What If We Took Trump's Suggestion Of Making Solar Panels A Key Part Of Construction To Heart?

"Pretty good imagination, right?"

While discussing his plans for a border wall between Mexico and Texas, President Trump indirectly acknowledged the value of solar power.

During an unusually early campaign rally in Iowa on Wednesday night, President Donald Trump gave an update on his proposed border wall between Mexico and the southwest region of the United States: he wanted to cover it in solar panels. The plan, which the president took credit for, is his innovative way to make the wall "pay for itself."

"We're thinking about building the wall as a solar wall so it creates energy and pays for itself," Trump said. "And this way, Mexico will have to pay much less money. And that's good right? ... Pretty good imagination, right? Good? My idea."

As has been pointed out by just about every expert in the space, a cost-effective solar wall on the border is entirely unrealistic. Among other things, the wall wouldn't come close to paying for itself, vertical walls aren't good for solar, angled walls wouldn't actually keep people out (and, as the White House says, that is the goal of the wall), and transmitting the power through a desolate desert region to populated cities is difficult and expensive. There's also the fact that dust and extreme heat — two staples of the border region — reduce the efficiency of solar panels.  Even in the best case scenario, panels on the entire south-facing wall would produce less than one percent of California's energy use, according to KCET's Environment Editor Chris Clarke


There's also the simple fact that a border wall — even without solar panels — is going to run into a ton of obstacles

Still, President Trump's idea indirectly endorses a point that environmentalists and solar enthusiasts have been making for years: solar panels are a cost effective feature of construction and Americans would be wise to embrace them.

As Elon Musk pointed out in 2015, some estimates say properly maintained and efficiently positioned solar panels in one corner of Utah or Nevada could power the entire electrical grid of the United States

Musk, who recently left Trump's advisory council in protest that the president pulled out of the Paris Climate Agreement, has laid out some far more feasible and cost effective plans for solar panels.

One, which he annouced in 2016, was for his company SolarCity to replace the roofs of five million homes with solar panels. Their plan is to create solar outfitted roofs for regular homes that are affordable and appealing to average American homeowners. Musk says that installments could power a house 24 hours a day off nothing but solar energy.

Musk is also hoping to build solar factories that produce solar and power themselves with solar. One is already under construction and set to open this year in Buffalo, where unemployment and low-wage jobs are hurting the economy. 

California is producing so much solar power that it's paying other states to take it so it doesn't overwhelm California's power lines. Once barren desert lands in California's Central Valley are now covered in solar panels and producing enough energy to power a city of 475,000 people. 

Overseas, in places like Tanzania, cheap solar power is pumping clean water to communities that otherwise can't afford or find it. Solar-powered phone chargers and fans are already on the market.
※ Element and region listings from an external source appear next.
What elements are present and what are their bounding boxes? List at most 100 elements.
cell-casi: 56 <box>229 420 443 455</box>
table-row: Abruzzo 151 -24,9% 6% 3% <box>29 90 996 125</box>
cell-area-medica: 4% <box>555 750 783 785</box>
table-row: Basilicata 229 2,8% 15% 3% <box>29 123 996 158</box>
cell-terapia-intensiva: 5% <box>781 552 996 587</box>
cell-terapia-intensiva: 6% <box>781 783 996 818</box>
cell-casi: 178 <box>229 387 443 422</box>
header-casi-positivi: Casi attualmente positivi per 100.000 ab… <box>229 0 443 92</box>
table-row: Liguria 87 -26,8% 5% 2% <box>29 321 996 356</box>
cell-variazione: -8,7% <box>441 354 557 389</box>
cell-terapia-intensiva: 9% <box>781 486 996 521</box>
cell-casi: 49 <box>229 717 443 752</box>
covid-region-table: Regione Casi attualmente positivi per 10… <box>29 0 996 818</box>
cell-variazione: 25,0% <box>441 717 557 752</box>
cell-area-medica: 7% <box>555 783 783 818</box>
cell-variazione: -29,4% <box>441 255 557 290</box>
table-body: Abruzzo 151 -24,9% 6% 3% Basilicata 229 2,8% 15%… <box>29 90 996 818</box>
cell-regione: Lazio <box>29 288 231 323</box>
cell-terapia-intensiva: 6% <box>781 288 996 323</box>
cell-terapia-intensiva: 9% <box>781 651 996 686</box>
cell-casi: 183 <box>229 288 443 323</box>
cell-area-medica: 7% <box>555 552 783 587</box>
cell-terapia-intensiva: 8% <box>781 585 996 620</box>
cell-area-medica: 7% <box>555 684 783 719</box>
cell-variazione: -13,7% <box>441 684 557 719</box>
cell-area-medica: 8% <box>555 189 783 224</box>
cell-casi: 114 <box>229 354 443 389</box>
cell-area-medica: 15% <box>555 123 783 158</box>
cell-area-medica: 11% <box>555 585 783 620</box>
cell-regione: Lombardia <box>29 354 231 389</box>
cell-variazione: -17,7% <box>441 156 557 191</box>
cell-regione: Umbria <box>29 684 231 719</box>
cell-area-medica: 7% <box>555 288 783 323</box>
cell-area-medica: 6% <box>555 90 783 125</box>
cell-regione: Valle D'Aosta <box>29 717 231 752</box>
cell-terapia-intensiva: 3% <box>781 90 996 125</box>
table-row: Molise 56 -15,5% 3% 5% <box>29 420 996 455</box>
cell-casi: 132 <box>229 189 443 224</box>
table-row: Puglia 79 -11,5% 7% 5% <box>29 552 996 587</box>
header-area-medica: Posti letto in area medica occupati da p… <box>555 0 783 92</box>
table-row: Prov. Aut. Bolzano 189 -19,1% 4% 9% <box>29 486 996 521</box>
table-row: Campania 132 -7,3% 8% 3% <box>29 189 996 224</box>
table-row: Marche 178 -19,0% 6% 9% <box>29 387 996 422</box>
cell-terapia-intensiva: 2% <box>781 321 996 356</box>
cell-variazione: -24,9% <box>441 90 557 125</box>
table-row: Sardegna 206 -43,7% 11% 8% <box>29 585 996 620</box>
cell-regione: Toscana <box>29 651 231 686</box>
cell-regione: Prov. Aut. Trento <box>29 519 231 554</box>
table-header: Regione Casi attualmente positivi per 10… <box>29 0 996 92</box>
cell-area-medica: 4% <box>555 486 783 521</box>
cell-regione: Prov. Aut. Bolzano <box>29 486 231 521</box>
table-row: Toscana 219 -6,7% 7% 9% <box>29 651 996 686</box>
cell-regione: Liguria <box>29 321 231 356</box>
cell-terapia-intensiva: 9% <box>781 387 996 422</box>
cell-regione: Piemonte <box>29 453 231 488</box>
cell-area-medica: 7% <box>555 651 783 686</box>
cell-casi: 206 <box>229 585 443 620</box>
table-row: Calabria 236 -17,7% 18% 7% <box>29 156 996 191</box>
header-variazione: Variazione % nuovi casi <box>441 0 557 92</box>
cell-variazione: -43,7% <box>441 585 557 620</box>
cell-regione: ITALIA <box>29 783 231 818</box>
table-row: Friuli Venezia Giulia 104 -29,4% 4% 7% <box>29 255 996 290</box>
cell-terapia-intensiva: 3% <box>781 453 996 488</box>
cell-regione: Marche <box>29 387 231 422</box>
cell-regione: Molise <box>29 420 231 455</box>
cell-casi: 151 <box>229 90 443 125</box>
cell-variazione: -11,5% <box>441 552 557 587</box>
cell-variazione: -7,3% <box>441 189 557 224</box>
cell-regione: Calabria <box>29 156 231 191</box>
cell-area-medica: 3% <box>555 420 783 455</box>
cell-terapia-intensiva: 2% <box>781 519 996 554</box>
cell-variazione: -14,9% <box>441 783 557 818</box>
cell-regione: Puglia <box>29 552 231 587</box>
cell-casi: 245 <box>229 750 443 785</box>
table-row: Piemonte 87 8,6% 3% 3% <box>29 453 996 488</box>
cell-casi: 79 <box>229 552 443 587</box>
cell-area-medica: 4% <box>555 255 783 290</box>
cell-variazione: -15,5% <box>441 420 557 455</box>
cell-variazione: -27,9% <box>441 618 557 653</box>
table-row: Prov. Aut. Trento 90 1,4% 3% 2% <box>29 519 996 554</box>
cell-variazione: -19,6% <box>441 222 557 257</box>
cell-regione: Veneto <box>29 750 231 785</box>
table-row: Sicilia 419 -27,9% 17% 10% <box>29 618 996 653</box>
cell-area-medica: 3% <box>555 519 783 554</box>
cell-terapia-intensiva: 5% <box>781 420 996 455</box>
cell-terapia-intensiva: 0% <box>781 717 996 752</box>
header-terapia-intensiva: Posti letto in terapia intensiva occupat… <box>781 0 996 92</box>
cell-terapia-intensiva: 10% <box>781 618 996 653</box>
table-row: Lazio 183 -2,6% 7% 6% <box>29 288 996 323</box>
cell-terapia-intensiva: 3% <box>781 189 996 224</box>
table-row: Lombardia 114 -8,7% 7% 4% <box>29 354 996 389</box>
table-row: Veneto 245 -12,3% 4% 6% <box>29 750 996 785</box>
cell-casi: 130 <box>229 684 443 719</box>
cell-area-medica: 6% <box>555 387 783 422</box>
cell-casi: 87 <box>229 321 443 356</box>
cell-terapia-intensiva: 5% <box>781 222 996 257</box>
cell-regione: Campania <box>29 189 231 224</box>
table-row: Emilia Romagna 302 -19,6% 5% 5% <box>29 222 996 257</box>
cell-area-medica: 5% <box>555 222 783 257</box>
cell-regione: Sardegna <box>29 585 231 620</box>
Ford recently developed a solar-powered vehicle for everyday use. A group of teenage girls recently developed a solar-powered tent for the homeless. There have even been solar-powered boats spotted in France. 

While Trump acknowledges the value of solar, he is simultaneously planning budget cuts to the Environmental Protection Agency, the State Energy Program and Advanced Research Projects Agency-Energy, government bodies that have helped grow and research solar energy use.

For now, those who want to see the advancement of solar will be left hoping Trump's imaginative energy ideas can go beyond just his plans for the border.